HITPC: Spotlight on care planning
End-of-life care planning should be an ongoing activity that is not just reserved for critically ill patients or those over 65 years of age, Larry Wolf, health IT strategist, Kindred Healthcare, said at the Health IT Policy Committee.
“It’s important for young people to do this. Even someone in generally good health should have some structure in place to support them with tough decisions and end-of-life situations,” said Wolf, co-chair of the certification and adoption workgroup, during a discussion of health IT’s role in the management of end-of-life care and how that may be incorporated in Stage 3 of the Meaningful Use (MU) program. In the Stage 2 MU final rule, one menu objective for eligible hospitals requires a record stating whether a patient 65 years or older has an advance directive.
In its charge to develop policies around care planning, the workgroup convened a hearing on Sept. 23 that examined advance directives around care practices and heard from providers and hospitals, Wolf said.
Care planning has sparked some interest in Congress. Sen. Mark Warner (D-Va.), who introduced legislation (S.1439) earlier this year to create a Medicare and Medicaid benefit for patient-centered care planning, participated in the workgroup hearing. Also, several House representatives recently drafted a letter in support of advancing patient and family-centered care planning in MU Stage 3.
One of the largest takeaways from the hearing was the need for conversations about end-of-life planning and ways to get those conversations documented and pushed forward utilizing technology, Wolf said.
Repositories with around-the-clock access can serve that need by containing documentation on care planning preferences. Advance directives, provider notes, provider orders, advance care plans and artifacts like orders that are hand-written orders, audio recorded or video recorded, etc., all are potential additions to repositories, Wolf said.

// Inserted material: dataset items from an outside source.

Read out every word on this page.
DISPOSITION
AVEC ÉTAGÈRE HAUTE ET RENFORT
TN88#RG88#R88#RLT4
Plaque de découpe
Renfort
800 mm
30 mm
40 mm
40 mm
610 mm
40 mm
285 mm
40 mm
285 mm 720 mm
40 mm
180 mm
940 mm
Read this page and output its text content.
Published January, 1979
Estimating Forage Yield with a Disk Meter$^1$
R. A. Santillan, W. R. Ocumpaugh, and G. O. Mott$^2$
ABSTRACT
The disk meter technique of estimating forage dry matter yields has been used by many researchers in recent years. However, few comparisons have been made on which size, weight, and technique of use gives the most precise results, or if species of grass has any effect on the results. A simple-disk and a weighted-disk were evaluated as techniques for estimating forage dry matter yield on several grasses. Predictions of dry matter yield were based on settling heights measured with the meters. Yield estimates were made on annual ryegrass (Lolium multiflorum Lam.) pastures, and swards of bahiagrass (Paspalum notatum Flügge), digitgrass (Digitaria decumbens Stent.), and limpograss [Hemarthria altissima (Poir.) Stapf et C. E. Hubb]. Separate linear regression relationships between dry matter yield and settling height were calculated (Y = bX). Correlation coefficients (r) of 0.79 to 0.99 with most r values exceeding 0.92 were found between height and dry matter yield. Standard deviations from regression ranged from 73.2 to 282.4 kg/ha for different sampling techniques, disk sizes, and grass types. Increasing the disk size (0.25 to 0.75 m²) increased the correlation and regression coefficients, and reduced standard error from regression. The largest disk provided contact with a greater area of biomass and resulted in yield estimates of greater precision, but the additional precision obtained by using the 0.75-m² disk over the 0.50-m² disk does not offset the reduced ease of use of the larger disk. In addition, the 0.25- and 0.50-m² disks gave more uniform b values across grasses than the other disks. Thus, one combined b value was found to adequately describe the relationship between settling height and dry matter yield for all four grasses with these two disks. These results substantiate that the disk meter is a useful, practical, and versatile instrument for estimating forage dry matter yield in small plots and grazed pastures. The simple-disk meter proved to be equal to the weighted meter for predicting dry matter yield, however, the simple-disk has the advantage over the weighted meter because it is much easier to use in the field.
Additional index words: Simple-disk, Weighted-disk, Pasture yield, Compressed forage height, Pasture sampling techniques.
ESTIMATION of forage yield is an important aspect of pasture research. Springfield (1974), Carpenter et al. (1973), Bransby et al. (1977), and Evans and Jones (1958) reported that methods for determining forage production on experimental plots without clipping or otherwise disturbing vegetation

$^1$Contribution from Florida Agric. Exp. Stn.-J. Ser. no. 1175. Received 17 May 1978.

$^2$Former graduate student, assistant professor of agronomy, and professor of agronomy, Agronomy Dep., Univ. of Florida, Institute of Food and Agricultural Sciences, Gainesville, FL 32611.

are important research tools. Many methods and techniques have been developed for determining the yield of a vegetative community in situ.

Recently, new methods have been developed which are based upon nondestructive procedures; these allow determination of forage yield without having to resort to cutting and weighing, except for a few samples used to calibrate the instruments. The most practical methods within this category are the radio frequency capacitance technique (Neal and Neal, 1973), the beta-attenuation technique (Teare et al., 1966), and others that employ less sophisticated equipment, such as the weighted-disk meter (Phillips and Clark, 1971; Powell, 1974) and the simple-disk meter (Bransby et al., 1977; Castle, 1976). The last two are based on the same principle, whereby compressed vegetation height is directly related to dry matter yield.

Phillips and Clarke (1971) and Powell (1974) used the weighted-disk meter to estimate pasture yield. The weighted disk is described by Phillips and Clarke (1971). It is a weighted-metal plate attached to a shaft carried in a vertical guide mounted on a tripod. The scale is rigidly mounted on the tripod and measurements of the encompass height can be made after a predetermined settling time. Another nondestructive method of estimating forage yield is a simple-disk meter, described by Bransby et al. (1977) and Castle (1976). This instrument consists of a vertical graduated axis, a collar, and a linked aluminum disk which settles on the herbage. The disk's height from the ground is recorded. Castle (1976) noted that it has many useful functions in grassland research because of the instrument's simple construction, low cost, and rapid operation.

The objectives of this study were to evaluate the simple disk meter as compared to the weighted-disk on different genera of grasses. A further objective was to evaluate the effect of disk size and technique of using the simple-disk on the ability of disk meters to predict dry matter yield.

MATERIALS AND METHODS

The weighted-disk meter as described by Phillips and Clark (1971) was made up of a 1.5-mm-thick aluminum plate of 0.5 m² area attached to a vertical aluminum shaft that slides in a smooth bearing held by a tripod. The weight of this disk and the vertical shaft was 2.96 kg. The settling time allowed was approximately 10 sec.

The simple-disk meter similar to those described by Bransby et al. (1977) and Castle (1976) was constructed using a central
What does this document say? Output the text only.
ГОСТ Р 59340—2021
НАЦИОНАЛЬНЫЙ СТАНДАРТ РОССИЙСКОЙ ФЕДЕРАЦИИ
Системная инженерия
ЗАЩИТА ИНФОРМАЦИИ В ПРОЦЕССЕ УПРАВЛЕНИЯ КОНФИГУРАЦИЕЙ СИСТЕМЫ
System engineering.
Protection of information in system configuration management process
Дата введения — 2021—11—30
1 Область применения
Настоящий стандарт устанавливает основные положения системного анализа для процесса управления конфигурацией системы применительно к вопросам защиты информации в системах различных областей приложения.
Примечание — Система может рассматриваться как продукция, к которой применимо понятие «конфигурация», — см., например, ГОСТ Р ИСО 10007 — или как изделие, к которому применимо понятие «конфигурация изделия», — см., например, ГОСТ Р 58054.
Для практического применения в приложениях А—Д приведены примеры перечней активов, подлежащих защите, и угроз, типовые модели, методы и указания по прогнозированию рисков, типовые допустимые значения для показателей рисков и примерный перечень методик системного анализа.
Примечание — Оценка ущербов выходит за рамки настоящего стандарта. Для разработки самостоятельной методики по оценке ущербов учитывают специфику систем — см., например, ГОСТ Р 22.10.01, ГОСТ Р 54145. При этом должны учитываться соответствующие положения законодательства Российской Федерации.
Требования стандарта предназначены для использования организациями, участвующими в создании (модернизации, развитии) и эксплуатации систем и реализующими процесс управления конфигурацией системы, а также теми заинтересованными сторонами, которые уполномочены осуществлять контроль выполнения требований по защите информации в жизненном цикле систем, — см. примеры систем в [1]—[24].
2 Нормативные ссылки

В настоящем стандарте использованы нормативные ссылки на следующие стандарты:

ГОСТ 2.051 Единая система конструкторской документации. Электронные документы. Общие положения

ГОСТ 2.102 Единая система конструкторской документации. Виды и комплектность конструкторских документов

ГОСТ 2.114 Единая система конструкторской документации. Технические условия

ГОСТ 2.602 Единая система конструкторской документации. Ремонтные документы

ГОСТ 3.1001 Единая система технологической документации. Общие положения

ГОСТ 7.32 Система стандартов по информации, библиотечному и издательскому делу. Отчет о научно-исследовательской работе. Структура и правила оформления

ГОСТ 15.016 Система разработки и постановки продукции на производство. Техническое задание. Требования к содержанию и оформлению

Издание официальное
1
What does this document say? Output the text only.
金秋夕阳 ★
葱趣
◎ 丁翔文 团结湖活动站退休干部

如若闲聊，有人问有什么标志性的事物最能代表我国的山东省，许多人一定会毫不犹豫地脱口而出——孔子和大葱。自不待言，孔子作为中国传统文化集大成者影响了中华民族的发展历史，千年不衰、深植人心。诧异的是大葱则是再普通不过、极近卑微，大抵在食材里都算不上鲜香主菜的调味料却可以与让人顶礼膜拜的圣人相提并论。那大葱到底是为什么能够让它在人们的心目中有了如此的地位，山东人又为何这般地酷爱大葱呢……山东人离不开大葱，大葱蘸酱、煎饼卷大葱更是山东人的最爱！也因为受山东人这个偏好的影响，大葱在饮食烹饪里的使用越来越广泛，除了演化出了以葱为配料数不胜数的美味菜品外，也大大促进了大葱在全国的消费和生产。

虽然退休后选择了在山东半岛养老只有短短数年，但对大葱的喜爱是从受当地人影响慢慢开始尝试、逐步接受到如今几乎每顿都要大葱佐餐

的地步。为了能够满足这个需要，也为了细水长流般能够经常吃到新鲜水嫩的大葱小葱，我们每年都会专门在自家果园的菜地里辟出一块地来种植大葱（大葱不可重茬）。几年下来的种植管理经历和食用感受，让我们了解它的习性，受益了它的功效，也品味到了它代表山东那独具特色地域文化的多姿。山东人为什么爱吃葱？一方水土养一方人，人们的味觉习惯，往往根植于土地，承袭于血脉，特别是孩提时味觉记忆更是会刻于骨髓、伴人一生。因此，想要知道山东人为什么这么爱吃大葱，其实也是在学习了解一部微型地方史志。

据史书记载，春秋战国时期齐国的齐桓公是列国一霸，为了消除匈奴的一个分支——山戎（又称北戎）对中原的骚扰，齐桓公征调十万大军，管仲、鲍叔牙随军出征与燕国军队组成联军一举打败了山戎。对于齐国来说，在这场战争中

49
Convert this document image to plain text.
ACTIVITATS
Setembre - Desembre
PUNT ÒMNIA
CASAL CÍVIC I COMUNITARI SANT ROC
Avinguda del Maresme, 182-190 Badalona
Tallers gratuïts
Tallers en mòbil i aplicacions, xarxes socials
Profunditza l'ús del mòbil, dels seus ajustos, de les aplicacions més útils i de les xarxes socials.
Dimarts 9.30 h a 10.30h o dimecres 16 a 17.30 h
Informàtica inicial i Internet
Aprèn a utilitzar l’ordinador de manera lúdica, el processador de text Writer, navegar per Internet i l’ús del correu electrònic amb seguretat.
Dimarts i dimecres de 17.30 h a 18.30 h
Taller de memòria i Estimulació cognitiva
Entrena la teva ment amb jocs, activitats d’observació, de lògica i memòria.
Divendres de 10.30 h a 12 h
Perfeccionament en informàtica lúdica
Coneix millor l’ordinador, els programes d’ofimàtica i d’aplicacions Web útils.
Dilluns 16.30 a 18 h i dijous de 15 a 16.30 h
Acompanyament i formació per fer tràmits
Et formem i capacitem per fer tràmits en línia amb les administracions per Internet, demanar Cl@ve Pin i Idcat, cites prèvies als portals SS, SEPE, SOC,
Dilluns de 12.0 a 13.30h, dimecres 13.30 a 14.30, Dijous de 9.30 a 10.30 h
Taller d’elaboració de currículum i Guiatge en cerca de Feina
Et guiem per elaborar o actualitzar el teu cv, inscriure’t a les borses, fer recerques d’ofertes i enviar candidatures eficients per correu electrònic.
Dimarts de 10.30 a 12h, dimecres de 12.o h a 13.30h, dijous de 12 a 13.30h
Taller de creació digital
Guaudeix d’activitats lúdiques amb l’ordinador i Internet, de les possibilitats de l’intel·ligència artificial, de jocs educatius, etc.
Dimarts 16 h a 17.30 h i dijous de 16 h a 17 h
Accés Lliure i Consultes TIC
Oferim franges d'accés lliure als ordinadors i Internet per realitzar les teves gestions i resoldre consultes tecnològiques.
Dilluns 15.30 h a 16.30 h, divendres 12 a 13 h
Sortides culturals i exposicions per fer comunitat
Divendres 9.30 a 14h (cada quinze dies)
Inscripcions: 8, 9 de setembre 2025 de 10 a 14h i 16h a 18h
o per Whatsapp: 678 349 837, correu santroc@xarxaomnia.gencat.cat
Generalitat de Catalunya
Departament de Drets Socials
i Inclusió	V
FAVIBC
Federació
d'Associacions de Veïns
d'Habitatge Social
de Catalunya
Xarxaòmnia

Only three states have “mature” Physician Orders for Life-Sustaining Treatment Paradigm (POLST) registries, while many more are under development.
Wolf cited New York’s eMOLST (Medical Orders for Life-Sustaining Treatment) program, which is a secure, web-based application in which forms are created as printable pdf documents and stored in an EMR via a link to eMOLST, becoming part of the NYS eMOLST registry, Wolf said. MyDirectives, a web-based system that stores advance medical directives, is another available service.
In light of this discussion, the workgroup offered the following areas for recommendations and further exploration:
- Policies that reflect care planning more broadly as impacting those of all ages;
- The use of repositories and whether EHRs should have the capability to link to them; and
- A pilot to learn more about existing repositories, Stage 2 vendor capabilities and provider implementation; how EHRs handle orders from advance care planning and POLST, the S&I Framework’s updated C-CDA to support care planning; InfoButton as an example of accessing outside resources; and opportunities for partnership and convening.